Note that if a taxon is already specified elsewhere (like in another MRCA prior), you should use a referral to is <taxon idref="C"/>. The XML parser used when starting BEAST will complain about duplicate IDs otherwise.

Add many monophyletic constraints

When you have only a handful of monophyletic constraints, setting these up in BEAUti will be fine, but if you have many, it may be easier to add a MultiMonophyleticConstraint and specify your constraints using a tree in Newick format. The tree does not need to be a binary tree, so something like (A,B,(C,D,E)) would be perfectly fine to represent the two constraints on ABCDE and CDE. An added benefit is that checking for multiple constraints can be done with a single traversal of the tree, so is a bit more efficient than having a single MRCA prior for each clade.

Adding a MultiMonophyleticConstraint can be done in BEAUti in the priors panel. Make sure the BEASTLabs package is installed).

  • Set up the rest of the analysis, go to the priors panel and click the + add priors.
  • A dialog pops up where you can choose Multipe monophyletic constraint.
  • (Optional) If there is more than one tree in the analysis, a dialog pops up that allows you to choose the tree to apply the constraint to.
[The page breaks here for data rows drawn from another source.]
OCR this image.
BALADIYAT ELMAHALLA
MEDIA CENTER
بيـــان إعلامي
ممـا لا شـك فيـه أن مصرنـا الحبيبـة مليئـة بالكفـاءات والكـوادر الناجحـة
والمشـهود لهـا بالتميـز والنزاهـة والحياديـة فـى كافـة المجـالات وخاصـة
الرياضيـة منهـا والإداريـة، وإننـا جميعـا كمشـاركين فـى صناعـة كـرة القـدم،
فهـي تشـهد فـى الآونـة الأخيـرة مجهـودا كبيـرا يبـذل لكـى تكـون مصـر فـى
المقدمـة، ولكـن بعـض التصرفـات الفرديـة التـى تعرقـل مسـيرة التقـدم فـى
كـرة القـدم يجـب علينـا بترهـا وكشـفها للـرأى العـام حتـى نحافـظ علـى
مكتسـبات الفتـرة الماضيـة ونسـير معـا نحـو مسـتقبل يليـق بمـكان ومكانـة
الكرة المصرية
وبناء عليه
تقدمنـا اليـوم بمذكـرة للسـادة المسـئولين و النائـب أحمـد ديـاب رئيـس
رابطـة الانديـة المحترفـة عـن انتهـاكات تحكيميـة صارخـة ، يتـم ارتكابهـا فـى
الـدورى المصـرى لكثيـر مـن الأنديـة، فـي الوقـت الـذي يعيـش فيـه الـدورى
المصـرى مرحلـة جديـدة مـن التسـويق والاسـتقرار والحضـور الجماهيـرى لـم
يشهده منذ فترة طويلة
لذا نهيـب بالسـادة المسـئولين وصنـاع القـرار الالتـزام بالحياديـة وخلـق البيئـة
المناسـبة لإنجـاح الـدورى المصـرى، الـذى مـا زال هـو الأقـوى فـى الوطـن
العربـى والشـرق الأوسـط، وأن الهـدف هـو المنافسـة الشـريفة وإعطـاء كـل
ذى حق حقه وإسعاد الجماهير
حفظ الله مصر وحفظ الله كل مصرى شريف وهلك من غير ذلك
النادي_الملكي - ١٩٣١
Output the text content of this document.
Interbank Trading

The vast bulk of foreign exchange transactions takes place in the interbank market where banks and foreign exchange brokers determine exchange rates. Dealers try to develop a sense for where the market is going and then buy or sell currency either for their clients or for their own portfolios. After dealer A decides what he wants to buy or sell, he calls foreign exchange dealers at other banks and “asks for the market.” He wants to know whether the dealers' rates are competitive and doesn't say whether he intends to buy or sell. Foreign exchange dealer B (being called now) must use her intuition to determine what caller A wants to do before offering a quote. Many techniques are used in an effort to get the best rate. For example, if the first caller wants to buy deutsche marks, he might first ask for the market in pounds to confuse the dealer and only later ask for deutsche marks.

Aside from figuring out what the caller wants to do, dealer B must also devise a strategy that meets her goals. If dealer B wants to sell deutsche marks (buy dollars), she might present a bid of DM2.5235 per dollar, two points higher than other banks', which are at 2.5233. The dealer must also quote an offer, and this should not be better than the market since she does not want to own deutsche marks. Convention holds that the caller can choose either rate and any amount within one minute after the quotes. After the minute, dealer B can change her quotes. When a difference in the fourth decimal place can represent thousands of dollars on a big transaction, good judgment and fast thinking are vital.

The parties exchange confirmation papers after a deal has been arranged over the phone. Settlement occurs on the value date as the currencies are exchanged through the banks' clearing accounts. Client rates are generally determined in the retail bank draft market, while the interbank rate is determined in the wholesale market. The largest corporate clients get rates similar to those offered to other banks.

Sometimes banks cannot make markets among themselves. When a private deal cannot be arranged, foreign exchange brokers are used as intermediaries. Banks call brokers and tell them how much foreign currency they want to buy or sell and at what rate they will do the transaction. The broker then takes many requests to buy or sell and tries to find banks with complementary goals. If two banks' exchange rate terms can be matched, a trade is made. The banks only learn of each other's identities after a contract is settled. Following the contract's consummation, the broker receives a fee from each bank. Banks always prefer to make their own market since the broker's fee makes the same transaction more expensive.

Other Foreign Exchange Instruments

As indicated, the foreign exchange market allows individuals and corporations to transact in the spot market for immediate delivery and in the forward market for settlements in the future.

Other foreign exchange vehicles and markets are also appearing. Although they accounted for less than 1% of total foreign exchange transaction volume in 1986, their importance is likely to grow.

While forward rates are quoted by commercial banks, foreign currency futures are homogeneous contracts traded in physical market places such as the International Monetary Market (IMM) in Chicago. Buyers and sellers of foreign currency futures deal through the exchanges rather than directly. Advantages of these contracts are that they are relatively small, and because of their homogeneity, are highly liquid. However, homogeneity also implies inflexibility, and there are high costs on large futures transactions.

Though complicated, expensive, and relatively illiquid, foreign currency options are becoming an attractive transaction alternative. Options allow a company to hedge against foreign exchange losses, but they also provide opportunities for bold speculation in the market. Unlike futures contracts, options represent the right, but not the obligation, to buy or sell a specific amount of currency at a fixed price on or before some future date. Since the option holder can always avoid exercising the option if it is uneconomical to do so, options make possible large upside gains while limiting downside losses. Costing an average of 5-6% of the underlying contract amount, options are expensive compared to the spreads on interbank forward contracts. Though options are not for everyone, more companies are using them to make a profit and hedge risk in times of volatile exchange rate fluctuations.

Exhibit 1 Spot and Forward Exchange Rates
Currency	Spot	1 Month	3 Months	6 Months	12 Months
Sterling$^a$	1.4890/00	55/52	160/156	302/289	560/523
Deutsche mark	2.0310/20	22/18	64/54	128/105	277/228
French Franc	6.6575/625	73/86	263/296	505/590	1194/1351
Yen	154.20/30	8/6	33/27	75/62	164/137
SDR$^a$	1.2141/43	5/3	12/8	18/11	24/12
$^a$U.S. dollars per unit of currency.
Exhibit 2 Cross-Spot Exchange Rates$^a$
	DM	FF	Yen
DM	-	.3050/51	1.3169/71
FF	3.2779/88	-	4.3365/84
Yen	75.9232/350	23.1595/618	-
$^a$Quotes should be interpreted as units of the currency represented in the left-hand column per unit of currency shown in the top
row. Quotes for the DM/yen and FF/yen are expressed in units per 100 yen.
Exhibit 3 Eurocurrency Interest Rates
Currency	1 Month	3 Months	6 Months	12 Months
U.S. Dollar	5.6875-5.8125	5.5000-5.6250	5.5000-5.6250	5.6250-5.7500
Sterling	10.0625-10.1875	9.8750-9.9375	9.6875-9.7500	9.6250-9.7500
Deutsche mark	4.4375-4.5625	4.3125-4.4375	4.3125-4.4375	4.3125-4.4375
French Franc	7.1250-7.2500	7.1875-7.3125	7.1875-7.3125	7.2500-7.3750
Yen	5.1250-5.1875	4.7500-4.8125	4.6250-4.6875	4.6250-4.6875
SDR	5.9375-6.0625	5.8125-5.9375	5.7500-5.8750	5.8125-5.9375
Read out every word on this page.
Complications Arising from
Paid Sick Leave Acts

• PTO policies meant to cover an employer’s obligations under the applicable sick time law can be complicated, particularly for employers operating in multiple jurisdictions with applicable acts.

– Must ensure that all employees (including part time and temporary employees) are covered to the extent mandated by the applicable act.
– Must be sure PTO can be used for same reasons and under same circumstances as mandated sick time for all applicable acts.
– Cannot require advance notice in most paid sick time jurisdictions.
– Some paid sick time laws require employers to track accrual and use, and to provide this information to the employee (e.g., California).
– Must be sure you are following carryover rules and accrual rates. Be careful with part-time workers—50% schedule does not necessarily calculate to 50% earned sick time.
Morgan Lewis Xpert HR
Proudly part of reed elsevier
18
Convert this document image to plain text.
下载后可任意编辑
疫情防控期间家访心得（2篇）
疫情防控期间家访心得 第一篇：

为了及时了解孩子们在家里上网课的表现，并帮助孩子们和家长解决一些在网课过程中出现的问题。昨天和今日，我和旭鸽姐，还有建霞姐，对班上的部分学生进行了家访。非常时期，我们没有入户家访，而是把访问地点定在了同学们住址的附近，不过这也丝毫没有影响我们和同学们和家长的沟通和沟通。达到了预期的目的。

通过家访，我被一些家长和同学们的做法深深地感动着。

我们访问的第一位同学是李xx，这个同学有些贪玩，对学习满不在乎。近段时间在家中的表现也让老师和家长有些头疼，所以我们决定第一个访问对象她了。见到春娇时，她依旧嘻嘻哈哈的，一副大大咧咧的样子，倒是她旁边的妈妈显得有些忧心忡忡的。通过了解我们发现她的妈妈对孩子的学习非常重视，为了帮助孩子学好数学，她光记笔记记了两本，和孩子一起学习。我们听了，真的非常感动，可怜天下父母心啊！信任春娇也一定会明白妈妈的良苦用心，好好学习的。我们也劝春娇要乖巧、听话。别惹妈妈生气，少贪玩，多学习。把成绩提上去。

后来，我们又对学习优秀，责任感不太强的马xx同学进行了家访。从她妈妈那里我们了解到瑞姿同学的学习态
Select the appropriate tree, then click OK.
  • An entry appears in the priors panel, click the small triangle left next to the new entry.
  • Two entries appear: one labelled Newick where you can enter the constraints as a Newick tree.
  • The Is Binary entry is to indicate the inferred tree is binary, which is should be, so make sure the checkbox next to IsBinary is checked.

Mix of MRCAPriors and a MultiMonophyleticConstraint

When you have multiple constraints, specified in a mixture of MRCA priors and multi monophyletic constraints, you can combine these in a single distribution through MultiMRCAPriors, which can be more efficient if you have many constraints. This requires some XML editing using a text editor and assumes some familiarity with BEAST XML:

  • find the MultiMonophyleticConstraint distribution element and rename spec="beast.math.distributions.MultiMonophyleticConstraint" with spec="beast.math.distributions.MultiMRCAPriors".
  • make sure there is a closing tag, i.e. if the distribution element ends in /> change that to ></distribution>.
  • move all MRCA priors into the new distribution element.

Adding a single monophyletic constraint for analysis that won’t start

Sometimes it is difficult to find a starting tree that conforms to all MRCA priors added to the analysis. For these cases, it can help to add AlmostMRCAPriors from the AlmostDistributions package. See README for how to install the package. The difference between an Almost MRCA prior and a standard MRCA prior is that when the clade is not monophyletic it does not return -infinity, but puts a large penalty on the clade not being monophyletic. As a result, an invalid starting tree will not stop the MCMC like with the standard MRCA prior. Once a proposal is done that moves the tree into a valid state (i.e. makes the clade monophyletic) it will never accept a proposal that makes the tree non-monophyletic again.

To use AlmostMRCAPriors,

  • install the AlmostDistributions package,
  • Set up the analysis with normal MRCA priors as outlined above,
  • Then open the XML file in a text editor and do search/replace MRCAPrior/AlmostMRCAPrior.
  • Save the XML

Adding monophyletic constraints with fossil calibrations

You can add MRCA priors and add a distribution on the height of the clade, but if you have more information about the fossilisation process, you can use a FossilPrior from the CladeAge package instead.